Patriarch Daniel: The Ascension of the Lord into Heaven is man’s ascension into the glory of the Most Holy Trinity

Patronal Feast of Lady Balasa Church in Bucharest. Patriarch Daniel delivers homily

His Beatitude Daniel, Patriarch of the Romanian Orthodox Church, celebrated Thursday the Divine Liturgy at Lady Balasa Church in Bucharest on its patronal feast.

Patriarch Daniel offered his reflections on the Feast of the Ascension of the Lord stressing its importance in the life of the believers and referred to the Heroes’ Commemoration Day.

The Ascension of the Lord into Heaven is also man’s ascension into the glory of the Most Holy Trinity, he said.
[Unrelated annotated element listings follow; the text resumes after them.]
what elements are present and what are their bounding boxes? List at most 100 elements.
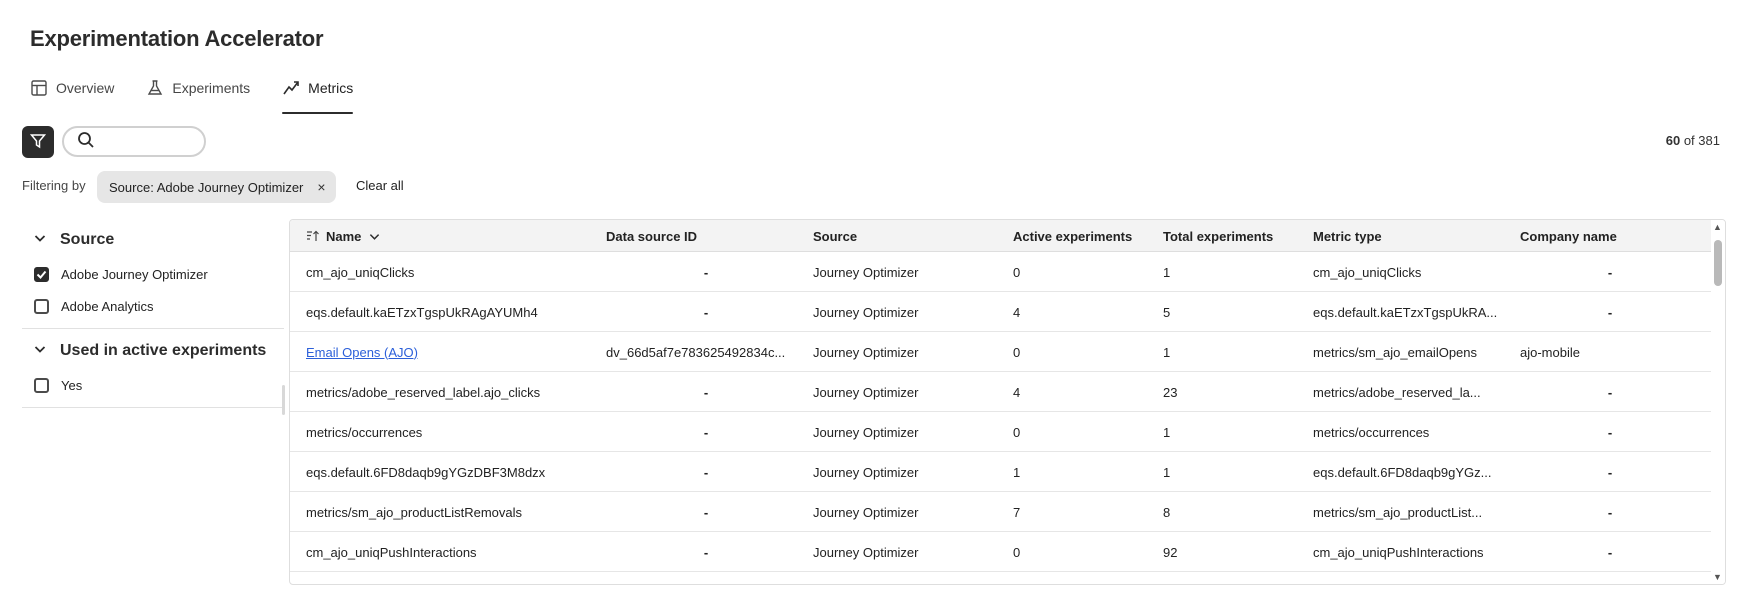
metric-link[interactable]: Email Opens (AJO)	[306, 345, 418, 360]
cell-active-experiments: 0	[1013, 424, 1021, 440]
filter-toggle-button[interactable]	[22, 126, 54, 158]
cell-data-source-id: -	[703, 304, 709, 320]
filtering-by-label: Filtering by	[22, 178, 86, 193]
filter-sidebar: Source Adobe Journey Optimizer Adobe Ana…	[22, 222, 284, 412]
facet-header-source[interactable]: Source	[22, 222, 284, 258]
metrics-table: Name Data source ID Source Active experi…	[289, 219, 1726, 585]
cell-name: cm_ajo_uniqPushInteractions	[306, 544, 477, 560]
search-icon	[77, 131, 95, 152]
cell-data-source-id: dv_66d5af7e783625492834c...	[606, 344, 786, 360]
filter-icon	[29, 133, 47, 152]
cell-active-experiments: 7	[1013, 504, 1021, 520]
cell-company-name: ajo-mobile	[1520, 344, 1580, 360]
filter-chip-label: Source: Adobe Journey Optimizer	[109, 179, 304, 195]
sort-icon	[306, 230, 320, 242]
tab-label: Overview	[56, 80, 115, 96]
column-header-metric-type[interactable]: Metric type	[1313, 220, 1382, 252]
divider	[22, 328, 284, 329]
cell-data-source-id: -	[703, 424, 709, 440]
cell-total-experiments: 92	[1163, 544, 1178, 560]
cell-name: eqs.default.6FD8daqb9gYGzDBF3M8dzx	[306, 464, 546, 480]
facet-option-label: Adobe Analytics	[61, 298, 154, 314]
cell-metric-type: eqs.default.kaETzxTgspUkRA...	[1313, 304, 1498, 320]
table-row[interactable]: metrics/occurrences - Journey Optimizer …	[290, 412, 1711, 452]
table-header: Name Data source ID Source Active experi…	[290, 220, 1711, 252]
cell-name: metrics/occurrences	[306, 424, 423, 440]
checkbox-icon[interactable]	[34, 377, 49, 393]
facet-option-label: Yes	[61, 377, 83, 393]
tab-label: Experiments	[172, 80, 251, 96]
column-header-source[interactable]: Source	[813, 220, 857, 252]
search-input[interactable]	[101, 133, 197, 150]
clear-all-button[interactable]: Clear all	[356, 178, 404, 193]
beaker-icon	[146, 80, 164, 100]
cell-name: eqs.default.kaETzxTgspUkRAgAYUMh4	[306, 304, 538, 320]
column-header-company-name[interactable]: Company name	[1520, 220, 1617, 252]
cell-total-experiments: 5	[1163, 304, 1171, 320]
cell-company-name: -	[1607, 264, 1613, 280]
cell-company-name: -	[1607, 424, 1613, 440]
table-row[interactable]: eqs.default.kaETzxTgspUkRAgAYUMh4 - Jour…	[290, 292, 1711, 332]
layout-icon	[30, 80, 48, 100]
checkbox-checked-icon[interactable]	[34, 266, 49, 282]
scroll-up-icon[interactable]: ▲	[1713, 222, 1722, 232]
cell-total-experiments: 1	[1163, 264, 1171, 280]
cell-total-experiments: 8	[1163, 504, 1171, 520]
column-header-total-experiments[interactable]: Total experiments	[1163, 220, 1273, 252]
cell-source: Journey Optimizer	[813, 464, 919, 480]
cell-metric-type: metrics/adobe_reserved_la...	[1313, 384, 1481, 400]
main-tabs: Overview Experiments Metrics	[30, 78, 385, 114]
cell-company-name: -	[1607, 504, 1613, 520]
cell-total-experiments: 23	[1163, 384, 1178, 400]
cell-name: Email Opens (AJO)	[306, 332, 596, 372]
cell-data-source-id: -	[703, 264, 709, 280]
table-row[interactable]: cm_ajo_uniqClicks - Journey Optimizer 0 …	[290, 252, 1711, 292]
table-row[interactable]: eqs.default.6FD8daqb9gYGzDBF3M8dzx - Jou…	[290, 452, 1711, 492]
page-title: Experimentation Accelerator	[30, 26, 324, 51]
facet-option-adobe-analytics[interactable]: Adobe Analytics	[22, 290, 284, 322]
table-row[interactable]: metrics/sm_ajo_productListRemovals - Jou…	[290, 492, 1711, 532]
checkbox-icon[interactable]	[34, 298, 49, 314]
cell-source: Journey Optimizer	[813, 304, 919, 320]
cell-total-experiments: 1	[1163, 464, 1171, 480]
cell-company-name: -	[1607, 304, 1613, 320]
table-scrollbar[interactable]: ▲ ▼	[1711, 220, 1725, 584]
cell-data-source-id: -	[703, 504, 709, 520]
column-header-data-source-id[interactable]: Data source ID	[606, 220, 697, 252]
tab-overview[interactable]: Overview	[30, 78, 114, 114]
tab-metrics[interactable]: Metrics	[282, 78, 354, 114]
count-total: 381	[1698, 133, 1720, 148]
close-icon[interactable]: ×	[317, 179, 325, 195]
cell-total-experiments: 1	[1163, 424, 1171, 440]
cell-company-name: -	[1607, 384, 1613, 400]
facet-option-adobe-journey-optimizer[interactable]: Adobe Journey Optimizer	[22, 258, 284, 290]
cell-data-source-id: -	[703, 384, 709, 400]
sidebar-scrollbar[interactable]	[282, 385, 285, 415]
tab-label: Metrics	[308, 80, 354, 96]
trend-icon	[282, 80, 300, 100]
filter-chip[interactable]: Source: Adobe Journey Optimizer ×	[97, 171, 336, 203]
cell-metric-type: cm_ajo_uniqClicks	[1313, 264, 1422, 280]
cell-active-experiments: 0	[1013, 544, 1021, 560]
scrollbar-thumb[interactable]	[1714, 240, 1722, 286]
column-header-active-experiments[interactable]: Active experiments	[1013, 220, 1132, 252]
cell-source: Journey Optimizer	[813, 264, 919, 280]
scroll-down-icon[interactable]: ▼	[1713, 572, 1722, 582]
search-field[interactable]	[62, 126, 206, 157]
table-row[interactable]: cm_ajo_uniqPushInteractions - Journey Op…	[290, 532, 1711, 572]
facet-header-used-in-active-experiments[interactable]: Used in active experiments	[22, 333, 284, 369]
chevron-down-icon	[34, 342, 46, 360]
cell-company-name: -	[1607, 544, 1613, 560]
divider	[22, 407, 284, 408]
facet-option-label: Adobe Journey Optimizer	[61, 266, 208, 282]
cell-source: Journey Optimizer	[813, 384, 919, 400]
facet-option-yes[interactable]: Yes	[22, 369, 284, 401]
column-header-name[interactable]: Name	[306, 220, 380, 252]
table-row[interactable]: Email Opens (AJO) dv_66d5af7e78362549283…	[290, 332, 1711, 372]
cell-active-experiments: 4	[1013, 384, 1021, 400]
table-row[interactable]: metrics/adobe_reserved_label.ajo_clicks …	[290, 372, 1711, 412]
column-header-label: Name	[326, 228, 362, 244]
tab-experiments[interactable]: Experiments	[146, 78, 250, 114]
cell-source: Journey Optimizer	[813, 344, 919, 360]
cell-metric-type: metrics/occurrences	[1313, 424, 1430, 440]
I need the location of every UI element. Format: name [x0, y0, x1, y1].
The Lord came down from Heaven, and was incarnate of the Holy Spirit and the Virgin Mary, and became man. He carried out his salvific activity on earth; He passed through death, through resurrection and ascended into glory.
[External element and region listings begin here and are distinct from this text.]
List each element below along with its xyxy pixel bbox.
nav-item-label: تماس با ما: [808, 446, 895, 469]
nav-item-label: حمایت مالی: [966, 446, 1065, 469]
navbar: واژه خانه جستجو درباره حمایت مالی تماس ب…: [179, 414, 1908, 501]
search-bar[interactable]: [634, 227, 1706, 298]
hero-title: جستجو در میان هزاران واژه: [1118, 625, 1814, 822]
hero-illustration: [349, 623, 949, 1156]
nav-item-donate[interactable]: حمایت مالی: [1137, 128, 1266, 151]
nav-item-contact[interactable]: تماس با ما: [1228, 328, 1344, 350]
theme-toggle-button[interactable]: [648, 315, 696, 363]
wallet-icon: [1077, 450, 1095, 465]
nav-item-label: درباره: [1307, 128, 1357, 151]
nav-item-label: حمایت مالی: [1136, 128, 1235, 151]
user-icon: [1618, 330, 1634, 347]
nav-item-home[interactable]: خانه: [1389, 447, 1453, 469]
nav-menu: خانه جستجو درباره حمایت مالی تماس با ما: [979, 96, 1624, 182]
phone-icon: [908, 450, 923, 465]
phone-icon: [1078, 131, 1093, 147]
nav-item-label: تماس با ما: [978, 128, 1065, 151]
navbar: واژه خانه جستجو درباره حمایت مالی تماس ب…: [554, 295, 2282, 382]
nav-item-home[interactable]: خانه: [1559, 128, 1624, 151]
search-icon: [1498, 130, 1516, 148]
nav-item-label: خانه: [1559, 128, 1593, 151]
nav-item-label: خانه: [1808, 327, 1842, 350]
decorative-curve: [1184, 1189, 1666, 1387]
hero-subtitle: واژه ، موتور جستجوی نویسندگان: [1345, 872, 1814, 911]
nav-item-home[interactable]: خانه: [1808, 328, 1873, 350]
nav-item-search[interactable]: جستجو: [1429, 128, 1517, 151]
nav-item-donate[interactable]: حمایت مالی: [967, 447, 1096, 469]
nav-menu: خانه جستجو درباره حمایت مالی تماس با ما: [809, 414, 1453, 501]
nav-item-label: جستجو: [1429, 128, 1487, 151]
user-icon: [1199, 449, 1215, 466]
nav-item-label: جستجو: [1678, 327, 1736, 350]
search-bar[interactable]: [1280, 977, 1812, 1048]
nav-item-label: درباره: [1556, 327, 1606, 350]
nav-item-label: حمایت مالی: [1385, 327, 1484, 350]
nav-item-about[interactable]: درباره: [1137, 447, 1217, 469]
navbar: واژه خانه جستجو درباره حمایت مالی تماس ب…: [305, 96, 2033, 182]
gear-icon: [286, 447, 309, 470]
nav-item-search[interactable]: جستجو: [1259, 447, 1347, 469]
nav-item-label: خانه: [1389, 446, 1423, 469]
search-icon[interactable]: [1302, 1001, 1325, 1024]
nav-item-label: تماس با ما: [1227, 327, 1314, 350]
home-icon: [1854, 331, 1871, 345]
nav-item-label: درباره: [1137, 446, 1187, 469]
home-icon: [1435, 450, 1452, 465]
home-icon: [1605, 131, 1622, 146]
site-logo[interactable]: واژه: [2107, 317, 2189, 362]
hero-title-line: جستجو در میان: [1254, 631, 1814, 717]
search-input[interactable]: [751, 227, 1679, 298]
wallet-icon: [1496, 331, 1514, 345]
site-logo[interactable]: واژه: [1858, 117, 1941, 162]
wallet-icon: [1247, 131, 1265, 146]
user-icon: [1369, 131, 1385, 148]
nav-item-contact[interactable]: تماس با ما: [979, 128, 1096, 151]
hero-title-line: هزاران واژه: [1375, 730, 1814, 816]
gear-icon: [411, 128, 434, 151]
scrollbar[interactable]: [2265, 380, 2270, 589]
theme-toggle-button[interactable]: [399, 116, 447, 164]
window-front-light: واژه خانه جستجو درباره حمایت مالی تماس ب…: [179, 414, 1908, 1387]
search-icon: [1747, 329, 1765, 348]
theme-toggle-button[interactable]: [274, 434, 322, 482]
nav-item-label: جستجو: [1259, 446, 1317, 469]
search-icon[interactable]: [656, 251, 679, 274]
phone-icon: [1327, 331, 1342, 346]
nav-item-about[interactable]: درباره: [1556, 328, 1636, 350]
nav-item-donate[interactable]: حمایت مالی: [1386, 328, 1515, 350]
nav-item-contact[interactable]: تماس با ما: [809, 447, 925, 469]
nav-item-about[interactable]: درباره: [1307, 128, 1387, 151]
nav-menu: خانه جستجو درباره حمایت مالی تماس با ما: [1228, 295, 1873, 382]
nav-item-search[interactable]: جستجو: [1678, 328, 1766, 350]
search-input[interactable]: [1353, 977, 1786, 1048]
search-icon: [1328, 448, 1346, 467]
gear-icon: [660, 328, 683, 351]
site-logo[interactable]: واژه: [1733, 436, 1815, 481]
Reflecting on the ten appearances of the Saviour after His resurrection from the dead, the Patriarch said that they are a proof that He does not live any longer an earthly life.

Christ the Lord appears and disappears in order to teach His disciples that He lives a different life: a deathless life, undetermined by limited nature, mater or space. His appearances after the Resurrection teach us that during our earthly life we ought to seek the heavenly, everlasting life, the Patriarch added.

His Beatitude explained that the Saviour sent His Holy Spirit into the world as a continuation of His earthly ministry.

Christ is ascended into heaven, but he promises that the Holy Spirit would be another Comforter for His disciples. The Saviour Jesus Christ wants to be closer to us, not by standing in front of us, but through the real, mystical presence of the Holy Spirit in us. He wants to be present in our souls, minds and hearts. He wants to become the Life of our life, the patriarch reflected May 25.

His Beatitude went on to recall the reason of choosing the religious feast of the Ascension of the Lord as Remembrance Day of all Romanian Heroes from all times and places, who sacrificed themselves on battlefields, in camps and in prisons for the defense of our homeland and the ancestral Orthodox faith.

The Patriarch explained that the first Romanian Patriarch Miron recommended in 1920 to the Parliament of Romania and to King Ferdinand I that this feast day become an occasion to commemorate national heroes. The commemoration day was held until 1948, when the communist regime interrupted it and moved it on May 9.

After the 1990 revolution, the remembrance of heroes on the fortieth day after Easter was resumed, being established as national church feast by the Holy Synod of the Romanian Orthodox Church in 1991 and 2001, and then the Romanian Parliament declared it a national holiday of the Romanian people.

To remember our heroes in the Church means to honour their sacrificial love, the patriarch noted.

Romanian heroes are honoured because they manifested a sacrificial love. They have demonstrated that their love for the country and the people was greater than the fear of death, he said.

The remembrance of heroes is a genuine cultural act of the soul. The memorial ritual in general and especially the remembrance of national heroes has given a culture and consciousness of our continuity and communion over time, the Patriarch said in the conclusion of his homily.

At the end of the Divine Liturgy, Patriarch Daniel officiated a memorial service for the Romanian national heroes.